Download God the Son Incarnate Book in PDF, Epub and Kindle

Nothing is more important than what a person believes about Jesus Christ. To understand Christ correctly is to understand the very heart of God, Scripture, and the gospel. To get to the core of this belief, this latest volume in the Foundations of Evangelical Theology series lays out a systematic summary of Christology from philosophical, biblical, and historical perspectives—concluding that Jesus Christ is God the Son incarnate, both fully divine and fully human. Readers will learn to better know, love, trust, and obey Christ—unashamed to proclaim him as the only Lord and Savior. Part of the Foundations of Evangelical Theology series.
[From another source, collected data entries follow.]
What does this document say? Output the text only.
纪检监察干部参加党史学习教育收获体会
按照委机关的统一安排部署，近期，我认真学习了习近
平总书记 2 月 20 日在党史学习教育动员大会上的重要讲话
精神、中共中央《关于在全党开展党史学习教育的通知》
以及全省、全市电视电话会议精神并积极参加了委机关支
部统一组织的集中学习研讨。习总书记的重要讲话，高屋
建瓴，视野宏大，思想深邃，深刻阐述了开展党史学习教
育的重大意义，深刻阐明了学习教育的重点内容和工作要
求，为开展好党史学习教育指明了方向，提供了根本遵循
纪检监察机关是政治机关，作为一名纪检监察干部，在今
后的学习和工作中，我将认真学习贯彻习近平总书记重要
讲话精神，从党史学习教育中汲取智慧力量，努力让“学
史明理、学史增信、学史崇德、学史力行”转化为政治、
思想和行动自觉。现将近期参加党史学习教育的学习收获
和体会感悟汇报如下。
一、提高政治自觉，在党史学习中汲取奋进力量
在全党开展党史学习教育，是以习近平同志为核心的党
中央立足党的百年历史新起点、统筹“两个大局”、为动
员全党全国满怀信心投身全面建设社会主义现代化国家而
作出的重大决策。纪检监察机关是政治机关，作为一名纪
Of the Mortification of Sin in Believers

Of the Mortification of Sin in Believers
Title Of the Mortification of Sin in Believers PDF eBook
Author John Owen
Publisher Lulu.com
Pages 58
Release 2017-10-13
Genre Religion
ISBN 1773561502

Download Of the Mortification of Sin in Believers Book in PDF, Epub and Kindle

A series of addresses focusing mainly on Romans 8, this work gives a well-grounded view on the way of sin in the life of a believer. This aspect of Christianity is often neglected and most people in the faith just accept it with blindly duty. The doctrine has wide ramifications in our theologies as it makes it evident to us how sin works in our lives and whether it should have any kind of hold on us.